Of course, this is easier said than done.  Most individuals diversify their money and investments across multiple institutions. This makes it extremely difficult for financial companies to understand the value and financial objectives of individual clients.  It’s also a challenge to understand when life events and life stages are occurring or better yet, about to occur.  And finally, tack on the fractured infrastructure found in most institutions and you can see why universal profiles are so difficult to develop.

 

It’s not that institutions are ignorant.  There’s a recognized need to be customer-centric.  They desire that universal profile but they’re challenged by the silos that exist between LOBs.  There’s very little, if anything at all, shared internal or external of the LOB. Additionally, regulation requirements add another crimp in the process.  Certifications limit what can be sold so systems must have role-based security measures in place.

 

The Role of the Branch

The branch certainly plays a major role in capturing customer information.  In a report by the ABA they found, “despite regular reports of its demise, the branch appears to be making a comeback, picked as the preferred banking method by 21% of respondents, up from 18% the previous year”.

 

Nessa Feddis, SVP, ABA, says: "When people are conducting a complex transaction like opening an account or applying for a home or business loan, they often prefer to do it in person. We're seeing a branch renaissance in some areas, with many banks transforming their branches to become more efficient and customer-friendly."  This is especially true given the multichannel structure in most financial services organizations.

 

Customers cannot start and complete the same transaction across the same channel.  And with this increase in channels comes an increase in issues and regulations.  But how you choose to engage your customers, and the customer experience you offer, become your competitive differentiator.

 

Old Culture vs. New Capabilities

Financial Services is starting to see “old culture vs. new culture”.  Actually, it’s more like “old culture vs. new capabilities”.  Financial Services companies are recognizing that they need to shift the conversation from capabilities to possibilities.  This shift must happen if institutions want to streamline the customer experience and develop that 720-degree view.

 

Financial organizations can be proactive in capturing explicit information through outbound communications, forms, surveys, and information captured in a CRM.  They can then segment, target and personalize communications around net worth, tax bracket, asset type, portfolio value, investments with competitors, and investment objectives.
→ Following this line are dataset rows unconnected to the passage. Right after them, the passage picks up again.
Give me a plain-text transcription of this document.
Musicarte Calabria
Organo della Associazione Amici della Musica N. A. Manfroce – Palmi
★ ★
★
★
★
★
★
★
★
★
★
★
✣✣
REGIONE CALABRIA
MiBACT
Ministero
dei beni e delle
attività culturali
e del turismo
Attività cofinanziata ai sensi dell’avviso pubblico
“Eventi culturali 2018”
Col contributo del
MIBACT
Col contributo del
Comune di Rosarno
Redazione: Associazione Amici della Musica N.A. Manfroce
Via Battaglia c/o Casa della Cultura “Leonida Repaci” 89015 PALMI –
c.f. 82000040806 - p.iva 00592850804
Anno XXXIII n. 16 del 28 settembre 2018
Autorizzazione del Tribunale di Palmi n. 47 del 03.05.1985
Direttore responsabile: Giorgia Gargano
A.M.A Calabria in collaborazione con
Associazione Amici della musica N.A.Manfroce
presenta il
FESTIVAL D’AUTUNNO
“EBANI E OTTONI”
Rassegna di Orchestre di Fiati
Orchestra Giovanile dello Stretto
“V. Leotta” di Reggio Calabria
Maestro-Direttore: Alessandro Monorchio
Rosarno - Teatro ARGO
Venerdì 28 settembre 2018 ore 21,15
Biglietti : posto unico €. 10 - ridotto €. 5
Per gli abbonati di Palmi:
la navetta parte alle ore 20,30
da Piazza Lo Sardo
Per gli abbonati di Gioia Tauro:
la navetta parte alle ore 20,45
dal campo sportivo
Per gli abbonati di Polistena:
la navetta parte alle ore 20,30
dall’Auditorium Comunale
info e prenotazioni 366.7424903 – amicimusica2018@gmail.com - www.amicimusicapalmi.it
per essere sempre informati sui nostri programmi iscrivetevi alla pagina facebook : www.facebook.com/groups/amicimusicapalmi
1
And now, institutions can move from proactive to predictive.  Companies can analyze the digital body language against content associated with life events and life stages.  Is the customer engaging with content about college savings programs, the merging and protection of assets, or investment strategies?  Analyzing a broader digital footprint is now also possible.  By pulling from 3rd party data providers companies can supplement what is known about their customers.  

 

Unifying data and systems, as well as analyzing and acting on the insight, is still a work in progress. However, these new capabilities are allowing companies to move beyond the “old culture” and focus on the new customer-centric possibilities.

 

How are you working to better understand the customer?